Selanjutnya adalah kesempatan untuk mendapat pendidikan setara dengan kaum pria. Saya akan coba flashback ke jaman Raden Ajeng Kartini. Ketika itu R.A Kartini berupaya agar kaum perempuan memiliki akses yang sama dengan kaum pria dalam hal memperoleh pendidikan dan peran sosial untuk menjadi decision maker dalam bidang-bidang strategis. Seperti yang telah saya paparkan di atas, R.A Kartini tidak hanya melawan kedua orang tuanya, tapi dia menentang budaya Jawa kuno yang menempatkan wanita di posisi subordinat.

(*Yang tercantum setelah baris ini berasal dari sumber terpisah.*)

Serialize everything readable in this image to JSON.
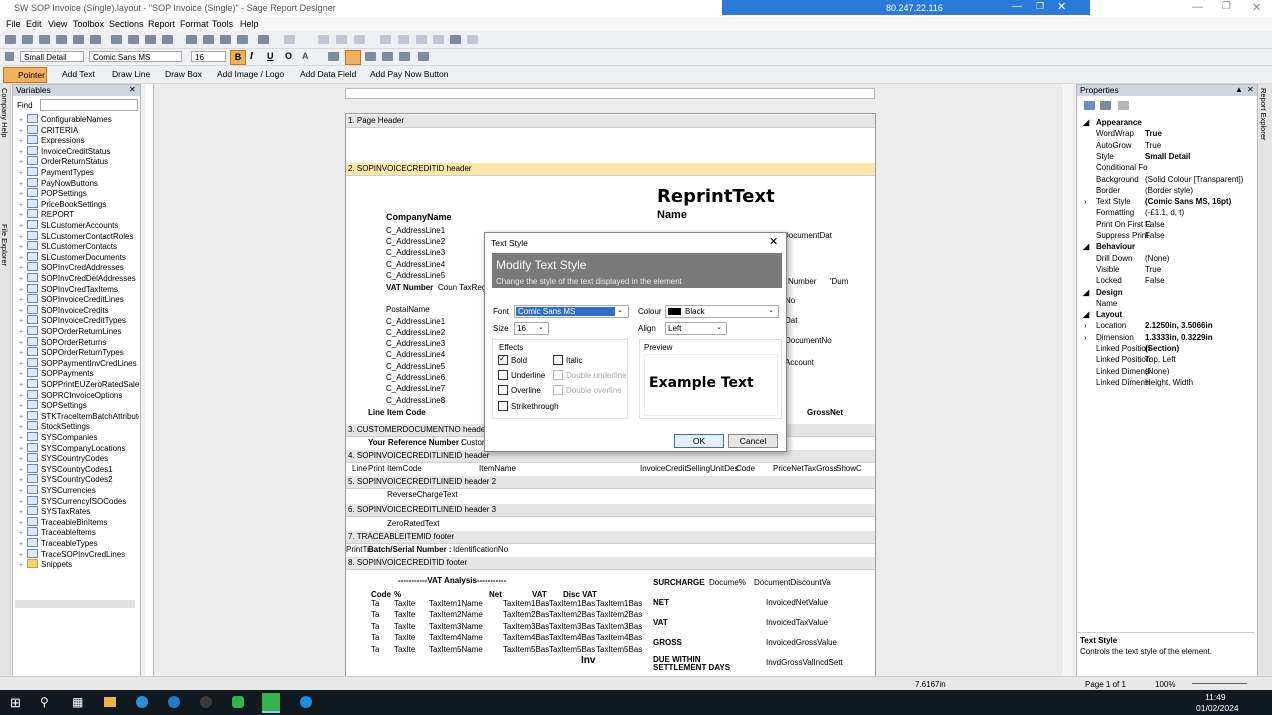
{
  "window": {
    "title": "SW SOP Invoice (Single).layout - \"SOP Invoice (Single)\" - Sage Report Designer",
    "remote_ip": "80.247.22.116"
  },
  "menu": [
    "File",
    "Edit",
    "View",
    "Toolbox",
    "Sections",
    "Report",
    "Format",
    "Tools",
    "Help"
  ],
  "format_bar": {
    "style": "Small Detail",
    "font": "Comic Sans MS",
    "size": "16"
  },
  "toolbox": {
    "pointer": "Pointer",
    "add_text": "Add Text",
    "draw_line": "Draw Line",
    "draw_box": "Draw Box",
    "add_image": "Add Image / Logo",
    "add_data_field": "Add Data Field",
    "add_pay_now": "Add Pay Now Button"
  },
  "variables_panel": {
    "title": "Variables",
    "find_label": "Find",
    "items": [
      "ConfigurableNames",
      "CRITERIA",
      "Expressions",
      "InvoiceCreditStatus",
      "OrderReturnStatus",
      "PaymentTypes",
      "PayNowButtons",
      "POPSettings",
      "PriceBookSettings",
      "REPORT",
      "SLCustomerAccounts",
      "SLCustomerContactRoles",
      "SLCustomerContacts",
      "SLCustomerDocuments",
      "SOPInvCredAddresses",
      "SOPInvCredDelAddresses",
      "SOPInvCredTaxItems",
      "SOPInvoiceCreditLines",
      "SOPInvoiceCredits",
      "SOPInvoiceCreditTypes",
      "SOPOrderReturnLines",
      "SOPOrderReturns",
      "SOPOrderReturnTypes",
      "SOPPaymentInvCredLines",
      "SOPPayments",
      "SOPPrintEUZeroRatedSalesO",
      "SOPRCInvoiceOptions",
      "SOPSettings",
      "STKTraceItemBatchAttribute",
      "StockSettings",
      "SYSCompanies",
      "SYSCompanyLocations",
      "SYSCountryCodes",
      "SYSCountryCodes1",
      "SYSCountryCodes2",
      "SYSCurrencies",
      "SYSCurrencyISOCodes",
      "SYSTaxRates",
      "TraceableBinItems",
      "TraceableItems",
      "TraceableTypes",
      "TraceSOPInvCredLines",
      "Snippets"
    ]
  },
  "side_tabs": {
    "left1": "Company Help",
    "left2": "File Explorer",
    "right": "Report Explorer"
  },
  "sections": [
    {
      "label": "1. Page Header"
    },
    {
      "label": "2. SOPINVOICECREDITID header"
    },
    {
      "label": "3. CUSTOMERDOCUMENTNO header"
    },
    {
      "label": "4. SOPINVOICECREDITLINEID header"
    },
    {
      "label": "5. SOPINVOICECREDITLINEID header 2"
    },
    {
      "label": "6. SOPINVOICECREDITLINEID header 3"
    },
    {
      "label": "7. TRACEABLEITEMID footer"
    },
    {
      "label": "8. SOPINVOICECREDITID footer"
    }
  ],
  "report_fields": {
    "reprint": "ReprintText",
    "name": "Name",
    "company": "CompanyName",
    "addr": [
      "C_AddressLine1",
      "C_AddressLine2",
      "C_AddressLine3",
      "C_AddressLine4",
      "C_AddressLine5"
    ],
    "vat_label": "VAT Number",
    "vat_value": "Coun TaxReg",
    "postal": "PostalName",
    "addr2": [
      "C_AddressLine1",
      "C_AddressLine2",
      "C_AddressLine3",
      "C_AddressLine4",
      "C_AddressLine5",
      "C_AddressLine6",
      "C_AddressLine7",
      "C_AddressLine8"
    ],
    "line": "Line",
    "item_code": "Item Code",
    "gross": "GrossNet",
    "document_dat": "DocumentDat",
    "number": "Number",
    "dum": "'Dum",
    "no": "No",
    "dat": "Dat",
    "document_no": "DocumentNo",
    "account": "Account",
    "your_ref": "Your Reference Number :",
    "custom": "Custom",
    "lineid_row": [
      "Line",
      "Print",
      "ItemCode",
      "ItemName",
      "InvoiceCredit",
      "SellingUnitDes",
      "Code",
      "PriceNetTaxGross",
      "ShowC"
    ],
    "reverse": "ReverseChargeText",
    "zero": "ZeroRatedText",
    "trace_row": [
      "PrintTr",
      "Batch/Serial Number :",
      "IdentificationNo"
    ],
    "vat_analysis": "-----------VAT Analysis-----------",
    "vat_cols": [
      "Code",
      "%",
      "Net",
      "VAT",
      "Disc VAT"
    ],
    "vat_rows": [
      [
        "Ta",
        "TaxIte",
        "TaxItem1Name",
        "TaxItem1Bas",
        "TaxItem1Bas",
        "TaxItem1Bas"
      ],
      [
        "Ta",
        "TaxIte",
        "TaxItem2Name",
        "TaxItem2Bas",
        "TaxItem2Bas",
        "TaxItem2Bas"
      ],
      [
        "Ta",
        "TaxIte",
        "TaxItem3Name",
        "TaxItem3Bas",
        "TaxItem3Bas",
        "TaxItem3Bas"
      ],
      [
        "Ta",
        "TaxIte",
        "TaxItem4Name",
        "TaxItem4Bas",
        "TaxItem4Bas",
        "TaxItem4Bas"
      ],
      [
        "Ta",
        "TaxIte",
        "TaxItem5Name",
        "TaxItem5Bas",
        "TaxItem5Bas",
        "TaxItem5Bas"
      ]
    ],
    "inv": "Inv",
    "totals": [
      [
        "SURCHARGE",
        "Docume%",
        "DocumentDiscountVa"
      ],
      [
        "NET",
        "",
        "InvoicedNetValue"
      ],
      [
        "VAT",
        "",
        "InvoicedTaxValue"
      ],
      [
        "GROSS",
        "",
        "InvoicedGrossValue"
      ],
      [
        "DUE WITHIN SETTLEMENT DAYS",
        "",
        "InvdGrossValIncdSett"
      ]
    ]
  },
  "properties": {
    "title": "Properties",
    "groups": [
      {
        "cat": "Appearance",
        "rows": [
          [
            "WordWrap",
            "True"
          ],
          [
            "AutoGrow",
            "True"
          ],
          [
            "Style",
            "Small Detail"
          ],
          [
            "Conditional Fo",
            ""
          ],
          [
            "Background",
            "(Solid Colour [Transparent])"
          ],
          [
            "Border",
            "(Border style)"
          ],
          [
            "Text Style",
            "(Comic Sans MS, 16pt)"
          ],
          [
            "Formatting",
            "(-£1.1, d, t)"
          ],
          [
            "Print On First C",
            "False"
          ],
          [
            "Suppress Print",
            "False"
          ]
        ]
      },
      {
        "cat": "Behaviour",
        "rows": [
          [
            "Drill Down",
            "(None)"
          ],
          [
            "Visible",
            "True"
          ],
          [
            "Locked",
            "False"
          ]
        ]
      },
      {
        "cat": "Design",
        "rows": [
          [
            "Name",
            ""
          ]
        ]
      },
      {
        "cat": "Layout",
        "rows": [
          [
            "Location",
            "2.1250in, 3.5066in"
          ],
          [
            "Dimension",
            "1.3333in, 0.3229in"
          ],
          [
            "Linked Position",
            "(Section)"
          ],
          [
            "Linked Position",
            "Top, Left"
          ],
          [
            "Linked Dimensi",
            "(None)"
          ],
          [
            "Linked Dimensi",
            "Height, Width"
          ]
        ]
      }
    ],
    "help_title": "Text Style",
    "help_text": "Controls the text style of the element."
  },
  "dialog": {
    "title": "Text Style",
    "heading": "Modify Text Style",
    "sub": "Change the style of the text displayed in the element",
    "font_label": "Font",
    "font_value": "Comic Sans MS",
    "size_label": "Size",
    "size_value": "16",
    "colour_label": "Colour",
    "colour_value": "Black",
    "align_label": "Align",
    "align_value": "Left",
    "effects_label": "Effects",
    "bold": "Bold",
    "italic": "Italic",
    "underline": "Underline",
    "double_underline": "Double underline",
    "overline": "Overline",
    "double_overline": "Double overline",
    "strikethrough": "Strikethrough",
    "preview_label": "Preview",
    "preview_text": "Example Text",
    "ok": "OK",
    "cancel": "Cancel"
  },
  "status": {
    "position": "7.6167in",
    "page": "Page 1 of 1",
    "zoom": "100%"
  },
  "clock": {
    "time": "11:49",
    "date": "01/02/2024"
  },
  "colors": {
    "accent": "#2f6fc9",
    "selected_section": "#fde7a8",
    "banner": "#7a7a7a"
  }
}
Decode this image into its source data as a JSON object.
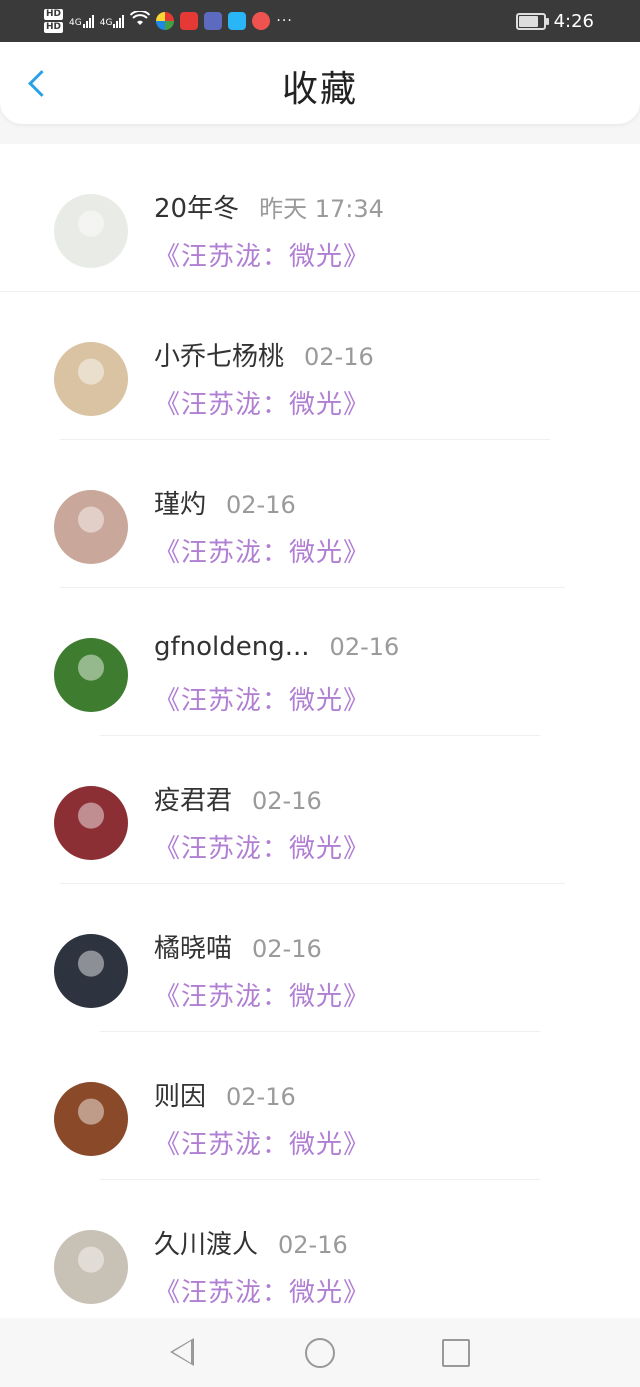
{
  "status_bar": {
    "sim1": "HD",
    "sim2": "HD",
    "net1": "4G",
    "net2": "4G",
    "overflow": "···",
    "time": "4:26",
    "battery_level": 0.8
  },
  "header": {
    "title": "收藏",
    "back_icon": "chevron-left-icon",
    "accent": "#2aa1e6"
  },
  "colors": {
    "quote": "#b07fd3",
    "time": "#9a9a9a"
  },
  "items": [
    {
      "name": "20年冬",
      "time": "昨天 17:34",
      "quote": "《汪苏泷：微光》",
      "avatar_bg": "#e9ece6"
    },
    {
      "name": "小乔七杨桃",
      "time": "02-16",
      "quote": "《汪苏泷：微光》",
      "avatar_bg": "#d9c3a2"
    },
    {
      "name": "瑾灼",
      "time": "02-16",
      "quote": "《汪苏泷：微光》",
      "avatar_bg": "#c9a79a"
    },
    {
      "name": "gfnoldeng...",
      "time": "02-16",
      "quote": "《汪苏泷：微光》",
      "avatar_bg": "#3e7d2f"
    },
    {
      "name": "疫君君",
      "time": "02-16",
      "quote": "《汪苏泷：微光》",
      "avatar_bg": "#8c2f34"
    },
    {
      "name": "橘晓喵",
      "time": "02-16",
      "quote": "《汪苏泷：微光》",
      "avatar_bg": "#2e3340"
    },
    {
      "name": "则因",
      "time": "02-16",
      "quote": "《汪苏泷：微光》",
      "avatar_bg": "#8a4a2a"
    },
    {
      "name": "久川渡人",
      "time": "02-16",
      "quote": "《汪苏泷：微光》",
      "avatar_bg": "#c8c1b5"
    }
  ]
}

Tidak hanya itu, perjodohan menjadi realitas yang sudah terjadi sejak dahulu. Orang Tua si perempuan berharap agar anaknya memperoleh jodoh atau suami yang memiliki darah biru, punya jabatan strategis untuk meningkatkan harkat dan martabat keluarga, tidak peduli si pria sudah beristri lima, yang penting dapat meningkatkan derajat keluarga. R.A Kartini adalah orang yang dijodohkan dengan Raden Adipati Joyodiningrat. Perempuan Jawa saat itu tidak boleh memilih jodohnya sendiri. Semua sudah disiapkan oleh kedua orang tuanya agar si perempuan mendapatkan hidup yang layak, dan kedua orang tua dapat meningkatkan status sosial di kalangan masyarakat. Melihat realitas yang ada di negara berkembang, lebih spesifik ke Indonesia, apa yang diupayakan oleh R.A Kartini belum sepenuhnya terlaksana. Secara kualitatif, hanya sedikit manusia dengan tingkat pendidikan tinggi di Indonesia. Badan Pusat Statistik mencatat bahwa rata-rata tingkat pendidikan di Indonesia adalah selama 9,4 tahun yang mana hanya sampai tingkat pendidikan menengah pertama. Melihat realitas tersebut, tidak heran jika masih banyak orang yang menganggap bahwa pendidikan bagi kaum perempuan bukanlah hal yang memiliki urgensi nya sendiri.